Africa-Press – Togo. Grosse déception pour les malades atteints d’Alzheimer et les associations qui les soutiennent. Le 9 septembre dernier, la Haute Autorité de santé a refusé d’approuver en urgence le remboursement du Leqembi, arrivé sur le marché européen en avril. Un second traitement visant à éradiquer les plaques amyloïdes – une des causes de la maladie d’Alzheimer – pourrait, quant à lui, être commercialisé cette année. Il s’agit du Kisunla (donanemab), qui a obtenu le feu vert de l’Agence européenne des médicaments en juillet. Tous deux sont des anticorps monoclonaux, des médicaments sur mesure produits à partir de cellules immunitaires cultivées en laboratoire.

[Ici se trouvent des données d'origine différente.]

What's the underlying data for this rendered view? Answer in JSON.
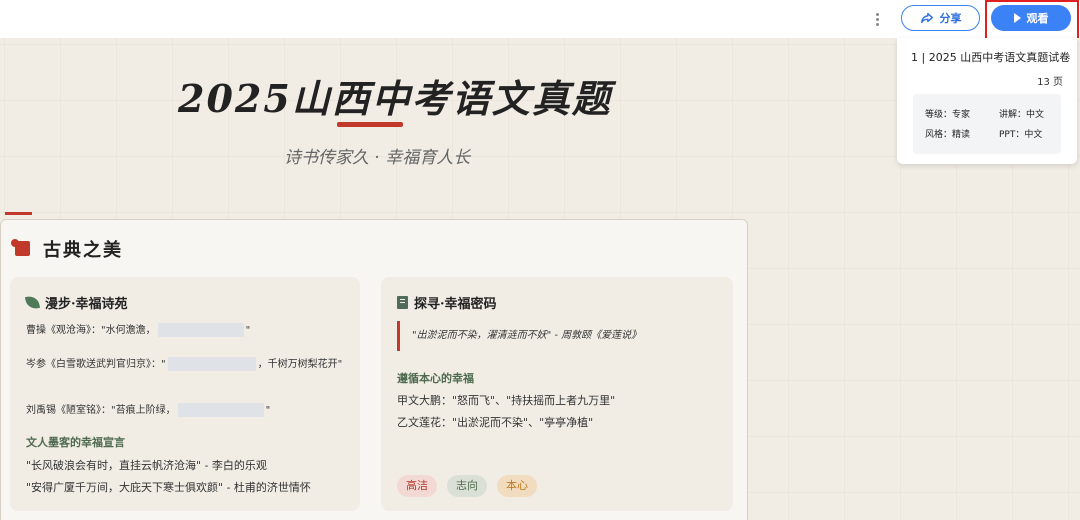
{
  "toolbar": {
    "more_icon": "kebab-vertical-icon",
    "share_label": "分享",
    "share_icon": "share-arrow-icon",
    "watch_label": "观看",
    "watch_icon": "play-icon",
    "accent_color": "#3b82f6",
    "highlight_color": "#e02020"
  },
  "slide": {
    "title": "2025山西中考语文真题",
    "subtitle": "诗书传家久 · 幸福育人长",
    "section": {
      "icon": "scroll-icon",
      "title": "古典之美"
    },
    "left_panel": {
      "icon": "leaf-icon",
      "title": "漫步·幸福诗苑",
      "poems": [
        {
          "before": "曹操《观沧海》：\"水何澹澹，",
          "after": "\""
        },
        {
          "before": "岑参《白雪歌送武判官归京》：\"",
          "after": "，千树万树梨花开\""
        },
        {
          "before": "刘禹锡《陋室铭》：\"苔痕上阶绿，",
          "after": "\""
        }
      ],
      "subheading": "文人墨客的幸福宣言",
      "lines": [
        "\"长风破浪会有时，直挂云帆济沧海\" - 李白的乐观",
        "\"安得广厦千万间，大庇天下寒士俱欢颜\" - 杜甫的济世情怀"
      ]
    },
    "right_panel": {
      "icon": "book-icon",
      "title": "探寻·幸福密码",
      "quote": "\"出淤泥而不染，濯清涟而不妖\" - 周敦颐《爱莲说》",
      "subheading": "遵循本心的幸福",
      "lines": [
        "甲文大鹏：\"怒而飞\"、\"持扶摇而上者九万里\"",
        "乙文莲花：\"出淤泥而不染\"、\"亭亭净植\""
      ],
      "tags": [
        "高洁",
        "志向",
        "本心"
      ]
    }
  },
  "info_panel": {
    "doc_title": "1 | 2025 山西中考语文真题试卷",
    "page_count": "13 页",
    "meta": {
      "level": "等级：专家",
      "lecture": "讲解：中文",
      "style": "风格：精读",
      "ppt": "PPT：中文"
    }
  }
}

Ils représentent un espoir pour les malades… mais pour une fraction d’entre eux seulement. D’abord parce qu’ils ne pourront être prescrits qu’à un stade précoce de la maladie, pour des troubles légers. Ensuite parce qu’ils sont interdits aux porteurs de deux copies du gène de l’apolipoprotéine E (l’allèle ApoE-4), pour lesquels le risque d’effets secondaires, à savoir des œdèmes et des hémorragies cérébrales, est maximal. Or ce sont ces patients, connus comme les plus à risque de développer les symptômes de la maladie d’Alzheimer, qui auraient sans doute le plus besoin de ce type de traitement.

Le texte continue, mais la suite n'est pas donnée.